Friday, July 12, 2013

Mediaeval Scabbard (Old)

The mediaeval arming sword I forged under the direction of Owen Bush was in want of completion.  It was naked, unfinished, and lacked the whole package befitting this thing that wanted no longer to  be a part of me but to seek its own fortune and adventure.  I knew I had to fit it for its journey and send it on its way.  

I started with two materials in mind: poplar and goatskin, hand-dyed with indigo leaves by Jeff Pringle

After I had caved the profile of the blade into two slats of poplar, I glued them together around the edges and shaped the outside of the scabbard.  With file and sandpaper, I matched the fit of the scabbard mouth to the curves of the crossguard.  Next, I cut the leather to a size that wrapped around my scabbard core and used an awl to punch holes along both edges for sewing the seam on the back. 
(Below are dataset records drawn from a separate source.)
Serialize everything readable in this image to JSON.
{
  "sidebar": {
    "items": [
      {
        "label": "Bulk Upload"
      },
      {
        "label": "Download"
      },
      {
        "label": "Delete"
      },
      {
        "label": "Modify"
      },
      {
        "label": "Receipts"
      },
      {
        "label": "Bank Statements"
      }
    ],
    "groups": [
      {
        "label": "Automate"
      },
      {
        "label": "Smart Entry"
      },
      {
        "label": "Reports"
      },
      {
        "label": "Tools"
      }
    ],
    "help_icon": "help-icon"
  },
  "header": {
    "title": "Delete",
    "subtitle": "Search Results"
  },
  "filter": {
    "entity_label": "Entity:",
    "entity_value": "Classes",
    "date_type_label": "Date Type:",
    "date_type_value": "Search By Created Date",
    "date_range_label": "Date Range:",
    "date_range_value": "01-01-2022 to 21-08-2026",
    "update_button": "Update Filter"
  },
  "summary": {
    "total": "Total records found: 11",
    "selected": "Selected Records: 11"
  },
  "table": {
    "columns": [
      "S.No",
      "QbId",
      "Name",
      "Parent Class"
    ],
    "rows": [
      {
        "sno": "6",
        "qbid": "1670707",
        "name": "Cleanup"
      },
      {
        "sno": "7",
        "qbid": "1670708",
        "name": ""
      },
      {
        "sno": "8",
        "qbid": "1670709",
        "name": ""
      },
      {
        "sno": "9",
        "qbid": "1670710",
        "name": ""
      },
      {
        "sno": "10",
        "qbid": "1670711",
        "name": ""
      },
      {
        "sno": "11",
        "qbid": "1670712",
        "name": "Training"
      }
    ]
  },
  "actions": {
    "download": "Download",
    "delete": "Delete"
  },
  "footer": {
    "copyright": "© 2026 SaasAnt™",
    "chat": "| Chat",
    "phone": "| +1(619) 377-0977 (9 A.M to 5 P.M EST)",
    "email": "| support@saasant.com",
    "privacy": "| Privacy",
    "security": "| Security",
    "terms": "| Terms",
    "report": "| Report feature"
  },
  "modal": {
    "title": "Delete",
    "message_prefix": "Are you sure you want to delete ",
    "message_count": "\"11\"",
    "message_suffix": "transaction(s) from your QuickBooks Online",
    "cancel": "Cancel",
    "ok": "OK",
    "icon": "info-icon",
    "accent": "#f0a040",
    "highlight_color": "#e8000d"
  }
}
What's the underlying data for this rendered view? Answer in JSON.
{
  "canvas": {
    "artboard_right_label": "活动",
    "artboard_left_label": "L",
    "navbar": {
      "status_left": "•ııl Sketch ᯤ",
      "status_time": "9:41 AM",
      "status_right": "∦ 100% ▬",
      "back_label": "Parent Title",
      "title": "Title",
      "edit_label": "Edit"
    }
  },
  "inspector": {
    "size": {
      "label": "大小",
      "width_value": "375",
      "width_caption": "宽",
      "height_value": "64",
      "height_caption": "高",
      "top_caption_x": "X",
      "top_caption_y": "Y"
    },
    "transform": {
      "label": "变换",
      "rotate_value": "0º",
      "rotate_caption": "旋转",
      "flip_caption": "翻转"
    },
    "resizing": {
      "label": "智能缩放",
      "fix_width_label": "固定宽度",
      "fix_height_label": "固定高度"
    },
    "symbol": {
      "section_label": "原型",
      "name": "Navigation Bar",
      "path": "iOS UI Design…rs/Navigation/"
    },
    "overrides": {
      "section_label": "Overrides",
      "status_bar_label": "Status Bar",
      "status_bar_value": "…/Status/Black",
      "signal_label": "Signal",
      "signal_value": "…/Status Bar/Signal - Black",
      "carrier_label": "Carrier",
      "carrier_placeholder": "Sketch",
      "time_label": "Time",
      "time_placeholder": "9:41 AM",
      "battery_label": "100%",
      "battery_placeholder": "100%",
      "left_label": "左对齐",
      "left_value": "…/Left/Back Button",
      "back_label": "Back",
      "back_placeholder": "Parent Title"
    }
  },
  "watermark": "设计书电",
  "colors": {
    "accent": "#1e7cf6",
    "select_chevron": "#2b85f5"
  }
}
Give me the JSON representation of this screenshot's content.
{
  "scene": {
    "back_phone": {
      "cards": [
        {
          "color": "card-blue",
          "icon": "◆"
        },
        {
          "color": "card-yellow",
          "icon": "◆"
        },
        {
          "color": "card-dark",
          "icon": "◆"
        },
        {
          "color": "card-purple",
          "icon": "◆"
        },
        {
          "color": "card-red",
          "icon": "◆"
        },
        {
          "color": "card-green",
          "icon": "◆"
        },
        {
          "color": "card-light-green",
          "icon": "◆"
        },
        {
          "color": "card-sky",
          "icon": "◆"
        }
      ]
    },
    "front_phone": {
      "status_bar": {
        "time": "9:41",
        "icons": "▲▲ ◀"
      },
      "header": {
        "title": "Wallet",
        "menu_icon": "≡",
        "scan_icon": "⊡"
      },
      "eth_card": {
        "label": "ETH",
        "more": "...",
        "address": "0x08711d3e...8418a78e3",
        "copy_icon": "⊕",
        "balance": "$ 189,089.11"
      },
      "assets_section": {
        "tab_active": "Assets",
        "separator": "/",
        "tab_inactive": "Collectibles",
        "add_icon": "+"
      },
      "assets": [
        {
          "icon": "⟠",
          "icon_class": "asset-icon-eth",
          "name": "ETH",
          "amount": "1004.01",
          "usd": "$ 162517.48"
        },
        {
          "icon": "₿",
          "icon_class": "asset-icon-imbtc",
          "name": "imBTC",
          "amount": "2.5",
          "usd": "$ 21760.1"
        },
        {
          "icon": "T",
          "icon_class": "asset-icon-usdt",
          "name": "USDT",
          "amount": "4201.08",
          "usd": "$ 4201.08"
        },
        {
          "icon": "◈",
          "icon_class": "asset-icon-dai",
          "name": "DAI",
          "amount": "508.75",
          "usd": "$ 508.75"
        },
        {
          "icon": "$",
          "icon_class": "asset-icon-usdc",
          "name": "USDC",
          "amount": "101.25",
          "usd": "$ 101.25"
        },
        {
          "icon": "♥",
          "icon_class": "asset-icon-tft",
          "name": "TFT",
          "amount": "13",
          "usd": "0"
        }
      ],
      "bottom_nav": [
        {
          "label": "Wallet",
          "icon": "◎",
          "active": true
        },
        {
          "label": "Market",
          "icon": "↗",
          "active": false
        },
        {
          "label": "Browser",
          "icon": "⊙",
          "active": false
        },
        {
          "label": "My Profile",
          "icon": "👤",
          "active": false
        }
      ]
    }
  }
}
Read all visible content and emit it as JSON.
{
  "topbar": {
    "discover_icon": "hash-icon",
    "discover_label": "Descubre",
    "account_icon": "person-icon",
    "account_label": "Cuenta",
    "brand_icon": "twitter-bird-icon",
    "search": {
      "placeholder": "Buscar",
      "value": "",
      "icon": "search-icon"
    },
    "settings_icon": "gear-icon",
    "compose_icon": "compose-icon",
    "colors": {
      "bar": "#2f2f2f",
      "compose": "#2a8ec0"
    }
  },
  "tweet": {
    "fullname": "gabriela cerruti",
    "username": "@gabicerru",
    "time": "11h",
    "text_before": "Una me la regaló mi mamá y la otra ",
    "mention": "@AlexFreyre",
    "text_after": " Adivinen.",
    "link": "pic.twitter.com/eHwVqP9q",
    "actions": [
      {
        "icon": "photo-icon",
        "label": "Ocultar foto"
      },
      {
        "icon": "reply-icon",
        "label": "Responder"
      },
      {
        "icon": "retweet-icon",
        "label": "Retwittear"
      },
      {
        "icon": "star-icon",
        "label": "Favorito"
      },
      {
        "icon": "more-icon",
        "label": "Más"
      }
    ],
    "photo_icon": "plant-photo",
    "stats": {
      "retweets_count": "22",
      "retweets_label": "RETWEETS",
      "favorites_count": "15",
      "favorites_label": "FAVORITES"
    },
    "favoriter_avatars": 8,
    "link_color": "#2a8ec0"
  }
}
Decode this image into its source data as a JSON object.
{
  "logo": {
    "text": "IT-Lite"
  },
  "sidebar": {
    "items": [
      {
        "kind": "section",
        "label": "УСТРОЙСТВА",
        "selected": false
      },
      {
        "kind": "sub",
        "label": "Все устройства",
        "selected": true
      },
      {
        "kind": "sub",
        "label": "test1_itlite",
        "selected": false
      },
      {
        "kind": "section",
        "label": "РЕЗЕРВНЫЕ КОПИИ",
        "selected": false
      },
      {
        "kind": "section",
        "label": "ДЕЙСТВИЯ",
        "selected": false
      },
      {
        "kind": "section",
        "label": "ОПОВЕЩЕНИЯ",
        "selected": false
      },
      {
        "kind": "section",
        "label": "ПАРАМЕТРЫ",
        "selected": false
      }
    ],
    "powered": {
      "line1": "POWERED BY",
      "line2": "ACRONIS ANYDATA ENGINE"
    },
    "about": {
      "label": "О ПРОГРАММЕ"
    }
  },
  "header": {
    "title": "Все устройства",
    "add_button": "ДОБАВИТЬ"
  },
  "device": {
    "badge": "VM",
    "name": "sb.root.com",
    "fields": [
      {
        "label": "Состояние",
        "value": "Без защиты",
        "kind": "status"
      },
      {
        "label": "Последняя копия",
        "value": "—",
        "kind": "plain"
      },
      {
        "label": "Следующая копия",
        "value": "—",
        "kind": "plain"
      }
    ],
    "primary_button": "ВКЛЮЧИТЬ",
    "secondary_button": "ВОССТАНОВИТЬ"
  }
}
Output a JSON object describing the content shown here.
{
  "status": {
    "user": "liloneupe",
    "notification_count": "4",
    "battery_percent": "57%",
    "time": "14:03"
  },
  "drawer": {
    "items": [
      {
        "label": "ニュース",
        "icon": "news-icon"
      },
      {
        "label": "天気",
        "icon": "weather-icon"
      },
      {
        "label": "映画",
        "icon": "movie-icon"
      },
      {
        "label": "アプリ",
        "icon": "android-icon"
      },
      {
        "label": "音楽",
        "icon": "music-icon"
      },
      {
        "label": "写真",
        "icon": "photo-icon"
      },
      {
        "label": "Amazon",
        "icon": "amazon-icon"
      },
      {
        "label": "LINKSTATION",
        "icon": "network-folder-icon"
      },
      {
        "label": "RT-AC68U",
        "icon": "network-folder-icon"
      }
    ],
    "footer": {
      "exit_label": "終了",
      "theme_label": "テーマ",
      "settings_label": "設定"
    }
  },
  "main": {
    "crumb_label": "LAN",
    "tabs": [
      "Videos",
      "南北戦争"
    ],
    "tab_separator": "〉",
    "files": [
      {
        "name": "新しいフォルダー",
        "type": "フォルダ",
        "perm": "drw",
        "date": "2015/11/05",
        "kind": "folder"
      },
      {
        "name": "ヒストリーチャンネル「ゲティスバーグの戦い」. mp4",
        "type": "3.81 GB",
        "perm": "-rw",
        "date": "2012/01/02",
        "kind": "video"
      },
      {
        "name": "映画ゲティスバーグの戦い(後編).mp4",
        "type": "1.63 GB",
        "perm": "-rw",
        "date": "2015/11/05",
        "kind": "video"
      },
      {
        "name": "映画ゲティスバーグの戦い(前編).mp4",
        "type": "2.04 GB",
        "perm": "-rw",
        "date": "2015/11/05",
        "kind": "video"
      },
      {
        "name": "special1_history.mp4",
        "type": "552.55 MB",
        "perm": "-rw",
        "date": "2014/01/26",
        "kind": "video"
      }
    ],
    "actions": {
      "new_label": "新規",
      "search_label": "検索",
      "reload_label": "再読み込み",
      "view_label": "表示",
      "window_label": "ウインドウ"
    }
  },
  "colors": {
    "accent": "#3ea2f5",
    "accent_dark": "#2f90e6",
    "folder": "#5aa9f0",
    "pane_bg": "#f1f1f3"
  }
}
Adhered first with rabbit-skin glue, sewn on the back with waxed linen thread (which took hours), waterproofed with a beeswax and turpentine mixture, and tightened by contraction over a gentle flame, the scabbard was ready for its belt.  I used a thin burgundy leather for the suspension knot and sewed it to stouter leather belt-stock for the baldric/sword belt. 

I hadn't much experience in coppersmithing, but I was able to whip up the below belt buckle with some inspiration from a Gotlandic original in Jeff Pringle's collection, some light hammering, and quite a bit of tweaking with pliers and files.  The fit turned out nicely, and I'm rather proud of it! 

It was also my first practical application of rivets, and I take a lot of joy in that kind of simple mechanical fastening.  The chape at the bottom of the scabbard is brass, patinated with ferric nitrate.   It is constructed of two halves like the scabbard core, but soldered instead of glued.  This was also my first application of silver soldering, and I found that I liked it very much!  There was a lot of technique introduced to me in this work, and it helped that Jim Austin had a wonderful batch of his own homebrew oatmeal stout on tap!

Rather proud of the rivets on the sword belt terminal:

Less proud of those on the buckle.  I have to confess a much less than sober state during their completion.  It was a merry night.